How can I simplify $(-a^2 \cdot b^{-1})^n : (ab)^{-n}, n \in \mathbb{Z}, a \neq 0, b \neq 0$ into $-a^{3n}$ ? Please give all stages.

2. Originally Posted by p.numminen
How can I simplify $(-a^2 \cdot b^{-1})^n : (ab)^{-n}, n \in \mathbb{Z}, a \neq 0, b \neq 0$ into $-a^{3n}$ ? Please give all stages.
hello,

$(-a^2 \cdot b^{-1})^n : (ab)^{-n} = \frac{-\frac{a^{2n}}{b^n}}{\frac{1}{a^n \cdot b^n}}$. Now cancel ike terms:

$\frac{-a^{2n}}{\frac{1}{a^n}} = -a^{2n+n} = -a^{3n}$

3. What rule is there to justify taking the minus sign out of the parentheses?

Shouldn't $(-a^2 \cdot b^{-1})^n$ be rewritten either as $(-1)^n \cdot a^{2n} \cdot b^{-n}$ or as $(-a^2)^n \cdot b^{-n}$ ?

4. Originally Posted by p.numminen
How can I simplify $(-a^2 \cdot b^{-1})^n : (ab)^{-n}, n \in \mathbb{Z}, a \neq 0, b \neq 0$ into $-a^{3n}$ ? Please give all stages.
Originally Posted by p.numminen
What rule is there to justify taking the minus sign out of the parentheses?

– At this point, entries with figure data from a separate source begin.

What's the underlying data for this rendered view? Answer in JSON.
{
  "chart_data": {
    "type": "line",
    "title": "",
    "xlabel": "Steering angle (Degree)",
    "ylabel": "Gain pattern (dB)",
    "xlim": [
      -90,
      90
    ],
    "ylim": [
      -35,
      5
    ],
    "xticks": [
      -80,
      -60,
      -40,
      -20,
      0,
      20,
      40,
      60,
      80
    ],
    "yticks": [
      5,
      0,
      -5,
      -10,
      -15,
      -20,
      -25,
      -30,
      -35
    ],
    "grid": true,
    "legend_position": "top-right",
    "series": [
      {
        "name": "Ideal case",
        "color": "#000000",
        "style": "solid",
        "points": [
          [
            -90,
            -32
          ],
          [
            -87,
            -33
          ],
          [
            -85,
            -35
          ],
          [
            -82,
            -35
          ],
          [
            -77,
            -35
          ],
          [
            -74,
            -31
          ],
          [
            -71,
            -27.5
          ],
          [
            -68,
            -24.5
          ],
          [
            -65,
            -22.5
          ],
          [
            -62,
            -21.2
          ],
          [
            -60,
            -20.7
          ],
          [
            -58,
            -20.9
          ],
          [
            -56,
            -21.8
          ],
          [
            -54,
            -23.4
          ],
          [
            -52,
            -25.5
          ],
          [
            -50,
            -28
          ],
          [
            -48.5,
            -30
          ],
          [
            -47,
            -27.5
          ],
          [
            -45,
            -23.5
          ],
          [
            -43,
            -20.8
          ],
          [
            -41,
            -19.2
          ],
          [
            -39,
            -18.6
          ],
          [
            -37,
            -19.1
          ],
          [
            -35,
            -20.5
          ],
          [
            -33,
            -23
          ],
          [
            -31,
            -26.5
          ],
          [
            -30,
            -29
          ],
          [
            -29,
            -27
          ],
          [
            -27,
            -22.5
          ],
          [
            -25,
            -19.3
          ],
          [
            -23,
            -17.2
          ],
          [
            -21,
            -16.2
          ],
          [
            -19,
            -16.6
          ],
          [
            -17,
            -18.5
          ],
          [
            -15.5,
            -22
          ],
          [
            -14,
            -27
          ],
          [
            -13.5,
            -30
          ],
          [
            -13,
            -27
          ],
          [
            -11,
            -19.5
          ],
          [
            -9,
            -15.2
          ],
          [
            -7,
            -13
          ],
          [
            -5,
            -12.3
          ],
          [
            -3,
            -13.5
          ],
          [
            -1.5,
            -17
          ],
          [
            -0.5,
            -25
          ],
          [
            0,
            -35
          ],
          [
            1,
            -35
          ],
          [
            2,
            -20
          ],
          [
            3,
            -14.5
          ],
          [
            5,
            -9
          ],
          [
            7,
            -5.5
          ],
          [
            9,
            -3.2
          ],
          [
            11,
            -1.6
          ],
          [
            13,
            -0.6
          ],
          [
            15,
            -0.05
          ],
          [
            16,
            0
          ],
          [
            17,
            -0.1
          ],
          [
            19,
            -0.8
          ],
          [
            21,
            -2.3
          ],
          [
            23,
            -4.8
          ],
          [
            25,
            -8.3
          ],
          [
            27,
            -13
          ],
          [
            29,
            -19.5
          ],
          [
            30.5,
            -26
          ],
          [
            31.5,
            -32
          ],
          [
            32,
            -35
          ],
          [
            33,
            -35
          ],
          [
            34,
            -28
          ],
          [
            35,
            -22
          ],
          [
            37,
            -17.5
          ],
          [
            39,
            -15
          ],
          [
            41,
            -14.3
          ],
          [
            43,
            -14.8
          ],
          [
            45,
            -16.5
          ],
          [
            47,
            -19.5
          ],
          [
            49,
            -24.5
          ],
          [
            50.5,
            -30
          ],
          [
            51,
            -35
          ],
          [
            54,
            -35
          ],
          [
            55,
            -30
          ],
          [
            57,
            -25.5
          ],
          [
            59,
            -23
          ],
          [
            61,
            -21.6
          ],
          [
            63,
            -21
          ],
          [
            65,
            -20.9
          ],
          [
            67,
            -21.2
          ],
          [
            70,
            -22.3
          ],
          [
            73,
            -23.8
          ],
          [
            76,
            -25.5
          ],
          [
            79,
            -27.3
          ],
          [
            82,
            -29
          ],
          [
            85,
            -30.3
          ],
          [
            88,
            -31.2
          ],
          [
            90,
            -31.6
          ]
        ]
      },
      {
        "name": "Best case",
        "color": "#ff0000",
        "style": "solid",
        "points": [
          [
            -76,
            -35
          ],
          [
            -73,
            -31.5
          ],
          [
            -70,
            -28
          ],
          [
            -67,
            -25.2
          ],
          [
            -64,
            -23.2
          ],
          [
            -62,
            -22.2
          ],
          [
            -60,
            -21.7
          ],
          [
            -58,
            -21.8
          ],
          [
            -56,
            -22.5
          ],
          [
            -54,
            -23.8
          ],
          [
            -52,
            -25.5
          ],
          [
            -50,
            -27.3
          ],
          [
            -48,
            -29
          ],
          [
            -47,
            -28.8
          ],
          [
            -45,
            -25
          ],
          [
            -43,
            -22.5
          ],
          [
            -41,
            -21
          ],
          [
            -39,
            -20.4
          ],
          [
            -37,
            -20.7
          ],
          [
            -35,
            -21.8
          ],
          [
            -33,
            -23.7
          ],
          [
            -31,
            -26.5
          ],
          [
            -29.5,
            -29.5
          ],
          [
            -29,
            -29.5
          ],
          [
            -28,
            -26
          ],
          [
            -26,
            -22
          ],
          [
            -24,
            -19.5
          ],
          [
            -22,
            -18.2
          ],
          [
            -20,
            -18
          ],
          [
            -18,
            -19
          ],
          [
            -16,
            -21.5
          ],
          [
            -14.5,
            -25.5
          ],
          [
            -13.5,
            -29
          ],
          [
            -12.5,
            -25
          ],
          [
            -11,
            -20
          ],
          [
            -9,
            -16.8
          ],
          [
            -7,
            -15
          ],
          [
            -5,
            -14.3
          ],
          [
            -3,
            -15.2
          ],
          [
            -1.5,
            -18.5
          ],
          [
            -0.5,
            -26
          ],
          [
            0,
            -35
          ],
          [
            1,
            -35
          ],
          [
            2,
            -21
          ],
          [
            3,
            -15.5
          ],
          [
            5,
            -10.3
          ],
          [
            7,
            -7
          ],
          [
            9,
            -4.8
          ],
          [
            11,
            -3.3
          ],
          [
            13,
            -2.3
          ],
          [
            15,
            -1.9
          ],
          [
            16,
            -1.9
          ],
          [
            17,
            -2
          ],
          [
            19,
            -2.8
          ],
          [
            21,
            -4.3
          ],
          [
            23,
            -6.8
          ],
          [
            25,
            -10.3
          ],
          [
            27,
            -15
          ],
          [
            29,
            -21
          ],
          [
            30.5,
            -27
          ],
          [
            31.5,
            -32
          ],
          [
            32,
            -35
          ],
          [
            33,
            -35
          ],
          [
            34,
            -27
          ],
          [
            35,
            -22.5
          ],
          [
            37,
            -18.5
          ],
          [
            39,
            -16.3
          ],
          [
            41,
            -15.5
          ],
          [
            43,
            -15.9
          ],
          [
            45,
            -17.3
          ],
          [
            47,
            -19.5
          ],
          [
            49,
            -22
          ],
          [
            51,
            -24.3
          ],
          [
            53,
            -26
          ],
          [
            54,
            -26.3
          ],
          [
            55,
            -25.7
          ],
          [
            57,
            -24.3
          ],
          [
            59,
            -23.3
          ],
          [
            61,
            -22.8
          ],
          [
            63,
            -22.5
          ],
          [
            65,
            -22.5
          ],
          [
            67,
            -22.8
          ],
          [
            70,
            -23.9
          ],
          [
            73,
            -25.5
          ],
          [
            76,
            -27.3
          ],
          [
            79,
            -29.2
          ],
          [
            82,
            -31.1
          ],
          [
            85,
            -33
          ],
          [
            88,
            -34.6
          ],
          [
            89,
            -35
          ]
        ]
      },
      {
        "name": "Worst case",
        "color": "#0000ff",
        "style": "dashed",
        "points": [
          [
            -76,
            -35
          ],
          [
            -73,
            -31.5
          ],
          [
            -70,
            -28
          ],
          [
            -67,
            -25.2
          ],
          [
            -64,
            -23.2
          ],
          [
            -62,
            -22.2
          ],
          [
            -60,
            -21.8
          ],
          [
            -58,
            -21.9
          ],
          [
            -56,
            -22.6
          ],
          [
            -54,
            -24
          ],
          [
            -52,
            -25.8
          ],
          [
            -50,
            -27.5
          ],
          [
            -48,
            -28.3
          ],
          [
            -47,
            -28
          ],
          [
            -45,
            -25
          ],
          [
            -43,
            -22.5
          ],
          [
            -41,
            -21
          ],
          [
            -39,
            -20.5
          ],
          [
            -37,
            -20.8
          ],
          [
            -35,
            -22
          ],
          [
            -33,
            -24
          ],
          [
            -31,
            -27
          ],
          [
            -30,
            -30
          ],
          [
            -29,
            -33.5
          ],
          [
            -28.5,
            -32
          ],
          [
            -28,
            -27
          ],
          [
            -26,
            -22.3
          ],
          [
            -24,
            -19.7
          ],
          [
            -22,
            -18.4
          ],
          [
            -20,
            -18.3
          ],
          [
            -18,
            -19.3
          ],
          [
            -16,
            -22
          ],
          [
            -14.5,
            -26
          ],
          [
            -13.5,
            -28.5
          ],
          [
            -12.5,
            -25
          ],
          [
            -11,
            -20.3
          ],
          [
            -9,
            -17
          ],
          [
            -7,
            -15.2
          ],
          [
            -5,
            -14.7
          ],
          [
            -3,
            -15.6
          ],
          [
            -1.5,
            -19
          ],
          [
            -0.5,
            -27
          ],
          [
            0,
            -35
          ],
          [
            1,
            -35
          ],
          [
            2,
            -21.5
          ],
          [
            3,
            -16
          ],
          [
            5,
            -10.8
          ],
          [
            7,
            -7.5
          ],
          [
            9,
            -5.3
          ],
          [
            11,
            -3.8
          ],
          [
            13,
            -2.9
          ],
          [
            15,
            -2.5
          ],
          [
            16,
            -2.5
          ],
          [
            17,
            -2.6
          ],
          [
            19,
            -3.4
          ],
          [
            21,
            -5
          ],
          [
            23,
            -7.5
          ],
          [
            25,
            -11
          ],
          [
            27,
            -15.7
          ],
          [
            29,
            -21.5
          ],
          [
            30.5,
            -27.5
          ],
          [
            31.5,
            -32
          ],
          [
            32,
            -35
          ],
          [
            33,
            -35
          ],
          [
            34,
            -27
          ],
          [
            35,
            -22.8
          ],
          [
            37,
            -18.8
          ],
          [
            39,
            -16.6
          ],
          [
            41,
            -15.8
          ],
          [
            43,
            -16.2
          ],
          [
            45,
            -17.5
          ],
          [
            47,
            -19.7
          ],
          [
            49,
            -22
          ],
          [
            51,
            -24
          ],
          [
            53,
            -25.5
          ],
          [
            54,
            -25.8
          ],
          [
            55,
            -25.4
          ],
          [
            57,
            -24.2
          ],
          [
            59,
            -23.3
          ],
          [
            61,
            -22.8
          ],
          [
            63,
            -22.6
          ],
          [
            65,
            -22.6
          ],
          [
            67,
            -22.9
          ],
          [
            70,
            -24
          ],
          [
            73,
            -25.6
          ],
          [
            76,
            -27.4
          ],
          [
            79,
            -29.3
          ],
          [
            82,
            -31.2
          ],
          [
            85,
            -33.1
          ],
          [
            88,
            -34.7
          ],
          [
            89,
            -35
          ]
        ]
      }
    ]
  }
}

Shouldn't $(-a^2 \cdot b^{-1})^n$ be rewritten either as $(-1)^n \cdot a^{2n} \cdot b^{-n}$ or as $(-a^2)^n \cdot b^{-n}$ ?
I agree with you. The answer should be:
$(-a^2 \cdot b^{-1})^n : (ab)^{-n} = \frac{(-1)^n \frac{a^{2n}}{b^n}}{\frac{1}{a^n \cdot b^n}} = (-1)^n a^{3n}$

It will only be $-a^{3n}$ when n is odd.

-Dan

5. Hello, p.numminen!

Simplify: . $(-a^2 \cdot b^{-1})^n \div (ab)^{-n}$

We have: . $\left(-\frac{a^2}{b}\right)^n\cdot\frac{1}{(ab)^{-n}} \;=\;(-1)^n\frac{(a^2)^n}{b^n}\cdot (ab)^n$

. . $= \;(-1)^n\cdot\frac{a^{2n}}{b^n}\cdot a^nb^n \;=\;(-1)^na^{3n}$